Rory tightened his arm around her.

The general glanced at her, and then at me, and last at James Drake, who had gone back to warming his hands over the stove. He lifted his chin. “Go on, James.”

Drake’s lips curled down. For an instant I thought he was going to refuse a direct order, but instead he left the kitchen and went upstairs.

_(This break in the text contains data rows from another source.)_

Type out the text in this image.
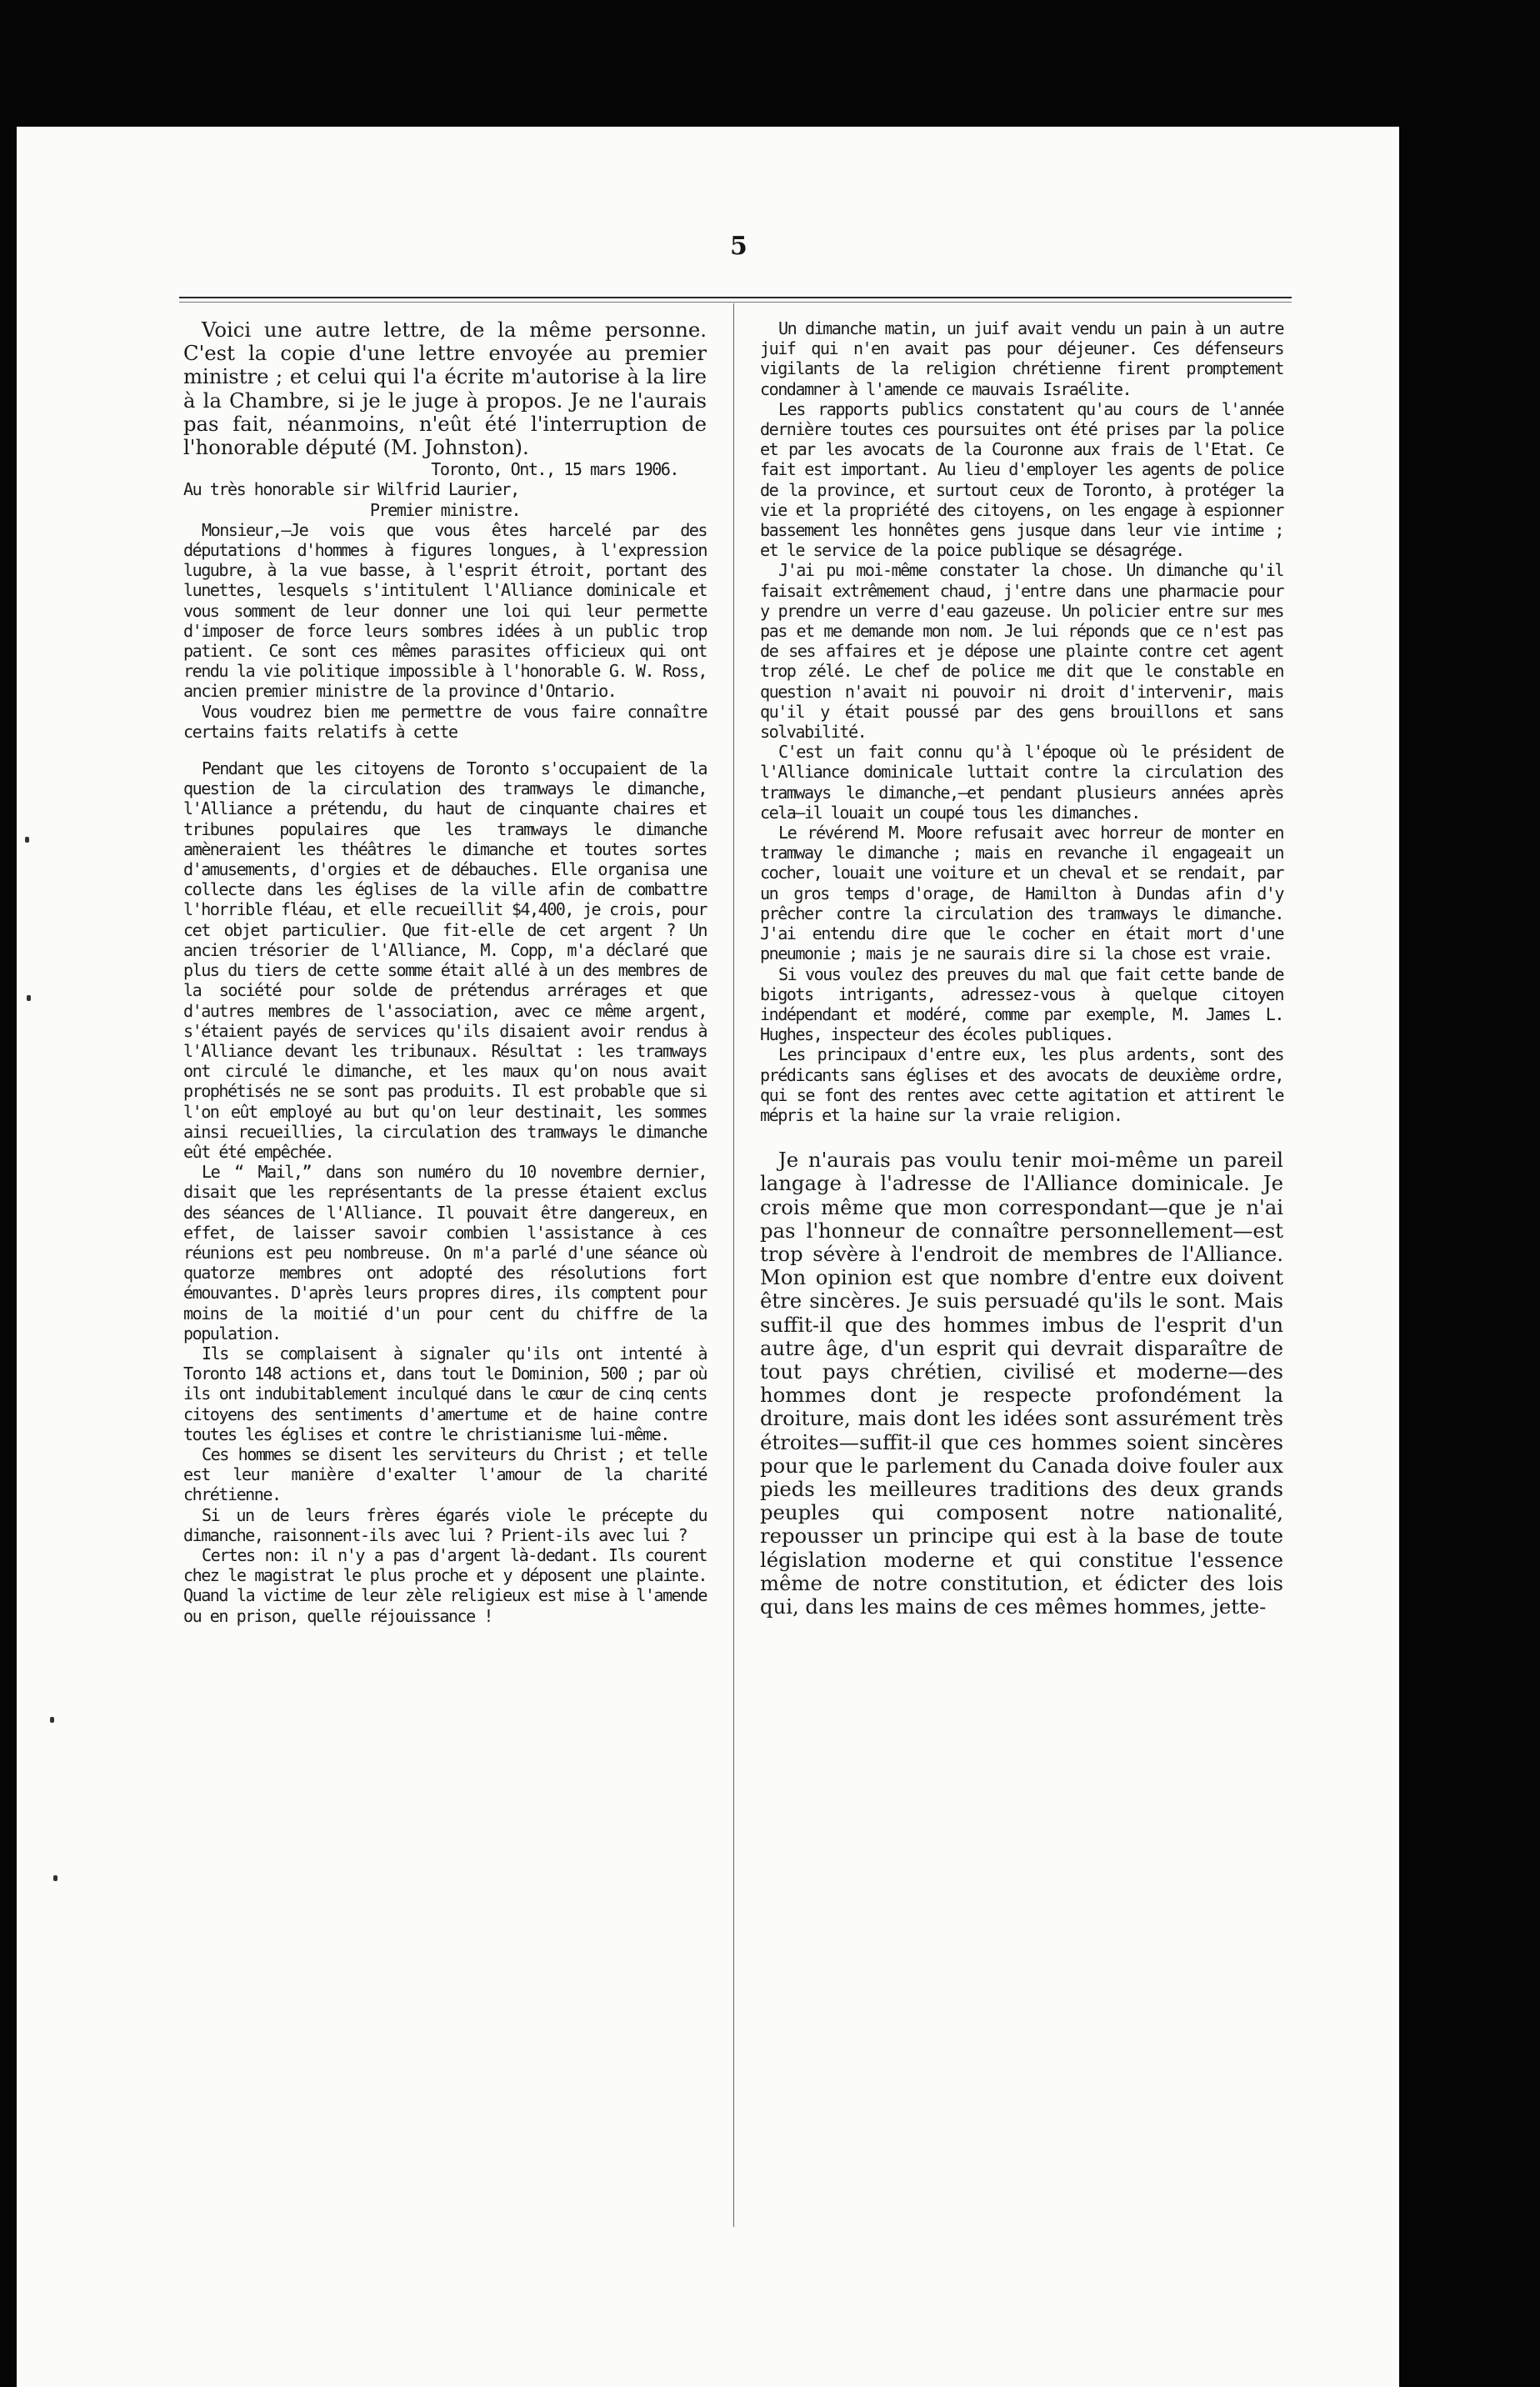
5

Voici une autre lettre, de la même personne. C'est la copie d'une lettre envoyée au premier ministre ; et celui qui l'a écrite m'autorise à la lire à la Chambre, si je le juge à propos. Je ne l'aurais pas fait, néanmoins, n'eût été l'interruption de l'honorable député (M. Johnston).

Toronto, Ont., 15 mars 1906.

Au très honorable sir Wilfrid Laurier,

Premier ministre.

Monsieur,—Je vois que vous êtes harcelé par des députations d'hommes à figures longues, à l'expression lugubre, à la vue basse, à l'esprit étroit, portant des lunettes, lesquels s'intitulent l'Alliance dominicale et vous somment de leur donner une loi qui leur permette d'imposer de force leurs sombres idées à un public trop patient. Ce sont ces mêmes parasites officieux qui ont rendu la vie politique impossible à l'honorable G. W. Ross, ancien premier ministre de la province d'Ontario.

Vous voudrez bien me permettre de vous faire connaître certains faits relatifs à cette

Pendant que les citoyens de Toronto s'occupaient de la question de la circulation des tramways le dimanche, l'Alliance a prétendu, du haut de cinquante chaires et tribunes populaires que les tramways le dimanche amèneraient les théâtres le dimanche et toutes sortes d'amusements, d'orgies et de débauches. Elle organisa une collecte dans les églises de la ville afin de combattre l'horrible fléau, et elle recueillit $4,400, je crois, pour cet objet particulier. Que fit-elle de cet argent ? Un ancien trésorier de l'Alliance, M. Copp, m'a déclaré que plus du tiers de cette somme était allé à un des membres de la société pour solde de prétendus arrérages et que d'autres membres de l'association, avec ce même argent, s'étaient payés de services qu'ils disaient avoir rendus à l'Alliance devant les tribunaux. Résultat : les tramways ont circulé le dimanche, et les maux qu'on nous avait prophétisés ne se sont pas produits. Il est probable que si l'on eût employé au but qu'on leur destinait, les sommes ainsi recueillies, la circulation des tramways le dimanche eût été empêchée.

Le “ Mail,” dans son numéro du 10 novembre dernier, disait que les représentants de la presse étaient exclus des séances de l'Alliance. Il pouvait être dangereux, en effet, de laisser savoir combien l'assistance à ces réunions est peu nombreuse. On m'a parlé d'une séance où quatorze membres ont adopté des résolutions fort émouvantes. D'après leurs propres dires, ils comptent pour moins de la moitié d'un pour cent du chiffre de la population.

Ils se complaisent à signaler qu'ils ont intenté à Toronto 148 actions et, dans tout le Dominion, 500 ; par où ils ont indubitablement inculqué dans le cœur de cinq cents citoyens des sentiments d'amertume et de haine contre toutes les églises et contre le christianisme lui-même.

Ces hommes se disent les serviteurs du Christ ; et telle est leur manière d'exalter l'amour de la charité chrétienne.

Si un de leurs frères égarés viole le précepte du dimanche, raisonnent-ils avec lui ? Prient-ils avec lui ?

Certes non: il n'y a pas d'argent là-dedant. Ils courent chez le magistrat le plus proche et y déposent une plainte. Quand la victime de leur zèle religieux est mise à l'amende ou en prison, quelle réjouissance !

Un dimanche matin, un juif avait vendu un pain à un autre juif qui n'en avait pas pour déjeuner. Ces défenseurs vigilants de la religion chrétienne firent promptement condamner à l'amende ce mauvais Israélite.

Les rapports publics constatent qu'au cours de l'année dernière toutes ces poursuites ont été prises par la police et par les avocats de la Couronne aux frais de l'Etat. Ce fait est important. Au lieu d'employer les agents de police de la province, et surtout ceux de Toronto, à protéger la vie et la propriété des citoyens, on les engage à espionner bassement les honnêtes gens jusque dans leur vie intime ; et le service de la poice publique se désagrége.

J'ai pu moi-même constater la chose. Un dimanche qu'il faisait extrêmement chaud, j'entre dans une pharmacie pour y prendre un verre d'eau gazeuse. Un policier entre sur mes pas et me demande mon nom. Je lui réponds que ce n'est pas de ses affaires et je dépose une plainte contre cet agent trop zélé. Le chef de police me dit que le constable en question n'avait ni pouvoir ni droit d'intervenir, mais qu'il y était poussé par des gens brouillons et sans solvabilité.

C'est un fait connu qu'à l'époque où le président de l'Alliance dominicale luttait contre la circulation des tramways le dimanche,—et pendant plusieurs années après cela—il louait un coupé tous les dimanches.

Le révérend M. Moore refusait avec horreur de monter en tramway le dimanche ; mais en revanche il engageait un cocher, louait une voiture et un cheval et se rendait, par un gros temps d'orage, de Hamilton à Dundas afin d'y prêcher contre la circulation des tramways le dimanche. J'ai entendu dire que le cocher en était mort d'une pneumonie ; mais je ne saurais dire si la chose est vraie.

Si vous voulez des preuves du mal que fait cette bande de bigots intrigants, adressez-vous à quelque citoyen indépendant et modéré, comme par exemple, M. James L. Hughes, inspecteur des écoles publiques.

Les principaux d'entre eux, les plus ardents, sont des prédicants sans églises et des avocats de deuxième ordre, qui se font des rentes avec cette agitation et attirent le mépris et la haine sur la vraie religion.

Je n'aurais pas voulu tenir moi-même un pareil langage à l'adresse de l'Alliance dominicale. Je crois même que mon correspondant—que je n'ai pas l'honneur de connaître personnellement—est trop sévère à l'endroit de membres de l'Alliance. Mon opinion est que nombre d'entre eux doivent être sincères. Je suis persuadé qu'ils le sont. Mais suffit-il que des hommes imbus de l'esprit d'un autre âge, d'un esprit qui devrait disparaître de tout pays chrétien, civilisé et moderne—des hommes dont je respecte profondément la droiture, mais dont les idées sont assurément très étroites—suffit-il que ces hommes soient sincères pour que le parlement du Canada doive fouler aux pieds les meilleures traditions des deux grands peuples qui composent notre nationalité, repousser un principe qui est à la base de toute législation moderne et qui constitue l'essence même de notre constitution, et édicter des lois qui, dans les mains de ces mêmes hommes, jette-
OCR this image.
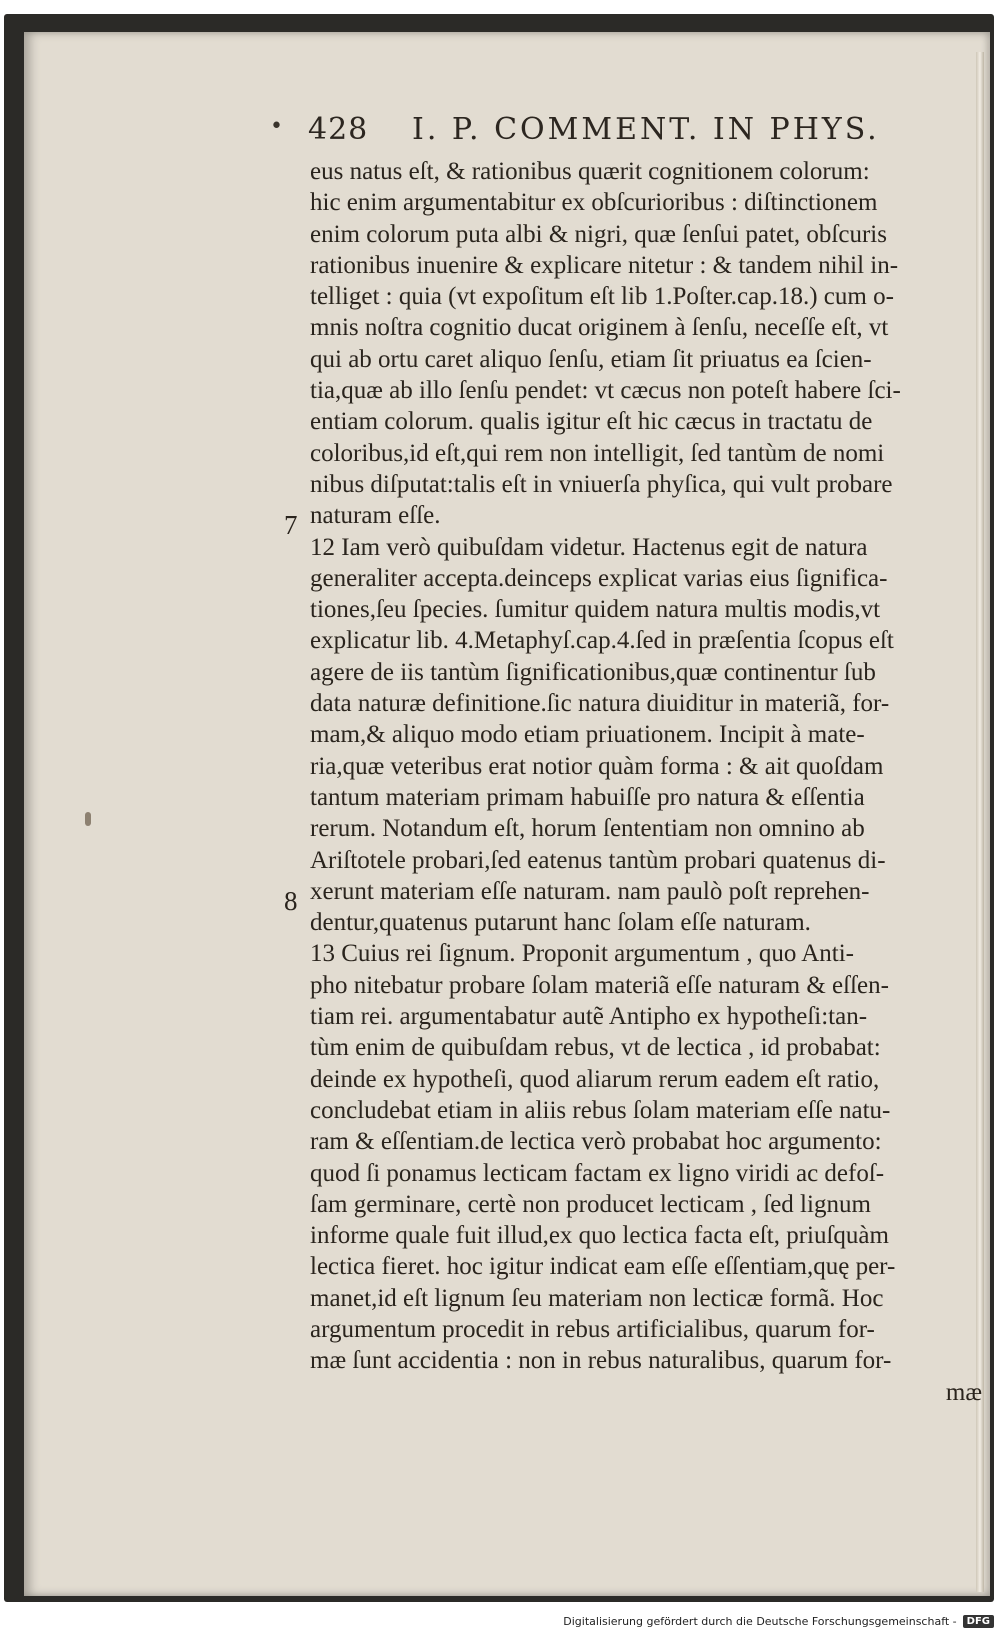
• 428 I. P. COMMENT. IN PHYS.
7
8
eus natus eſt, & rationibus quærit cognitionem colorum:
hic enim argumentabitur ex obſcurioribus : diſtinctionem
enim colorum puta albi & nigri, quæ ſenſui patet, obſcuris
rationibus inuenire & explicare nitetur : & tandem nihil in-
telliget : quia (vt expoſitum eſt lib 1.Poſter.cap.18.) cum o-
mnis noſtra cognitio ducat originem à ſenſu, neceſſe eſt, vt
qui ab ortu caret aliquo ſenſu, etiam ſit priuatus ea ſcien-
tia,quæ ab illo ſenſu pendet: vt cæcus non poteſt habere ſci-
entiam colorum. qualis igitur eſt hic cæcus in tractatu de
coloribus,id eſt,qui rem non intelligit, ſed tantùm de nomi
nibus diſputat:talis eſt in vniuerſa phyſica, qui vult probare
naturam eſſe.
12 Iam verò quibuſdam videtur. Hactenus egit de natura
generaliter accepta.deinceps explicat varias eius ſignifica-
tiones,ſeu ſpecies. ſumitur quidem natura multis modis,vt
explicatur lib. 4.Metaphyſ.cap.4.ſed in præſentia ſcopus eſt
agere de iis tantùm ſignificationibus,quæ continentur ſub
data naturæ definitione.ſic natura diuiditur in materiã, for-
mam,& aliquo modo etiam priuationem. Incipit à mate-
ria,quæ veteribus erat notior quàm forma : & ait quoſdam
tantum materiam primam habuiſſe pro natura & eſſentia
rerum. Notandum eſt, horum ſententiam non omnino ab
Ariſtotele probari,ſed eatenus tantùm probari quatenus di-
xerunt materiam eſſe naturam. nam paulò poſt reprehen-
dentur,quatenus putarunt hanc ſolam eſſe naturam.
13 Cuius rei ſignum. Proponit argumentum , quo Anti-
pho nitebatur probare ſolam materiã eſſe naturam & eſſen-
tiam rei. argumentabatur autẽ Antipho ex hypotheſi:tan-
tùm enim de quibuſdam rebus, vt de lectica , id probabat:
deinde ex hypotheſi, quod aliarum rerum eadem eſt ratio,
concludebat etiam in aliis rebus ſolam materiam eſſe natu-
ram & eſſentiam.de lectica verò probabat hoc argumento:
quod ſi ponamus lecticam factam ex ligno viridi ac defoſ-
ſam germinare, certè non producet lecticam , ſed lignum
informe quale fuit illud,ex quo lectica facta eſt, priuſquàm
lectica fieret. hoc igitur indicat eam eſſe eſſentiam,quę per-
manet,id eſt lignum ſeu materiam non lecticæ formã. Hoc
argumentum procedit in rebus artificialibus, quarum for-
mæ ſunt accidentia : non in rebus naturalibus, quarum for-
mæ
Digitalisierung gefördert durch die Deutsche Forschungsgemeinschaft -	DFG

Camjiata smiled at a charming sketch of fanciful clock-faced owl. He closed the book and straightened, his gaze like a spear piercing Bee. “Helene had gone to visit her family. She was a cold mage out of Crescent House, far in the north. I did not go with her. I had administrative duties that needed my attention, a legal code to shepherd into the world. We were both taken by surprise, I suppose, or perhaps we had begun to think we could not be taken by surprise because she walked the path of dreams. On that Hallows’ Night, a storm demolished Crescent House’s entire estate. All that was left in the morning were splinters, shattered stones, and faceless corpses. The main hall lay untouched but sheathed as in a glove of unmelting ice. As for Helene, her body was left on the steps of the main hall. Her limbs had been torn off. And she was decapitated. Her head was found at the bottom of a well that went dry that very night.”

I shuddered. Outside, blown bits of icy snow pattered against the thick glass in a rising wind.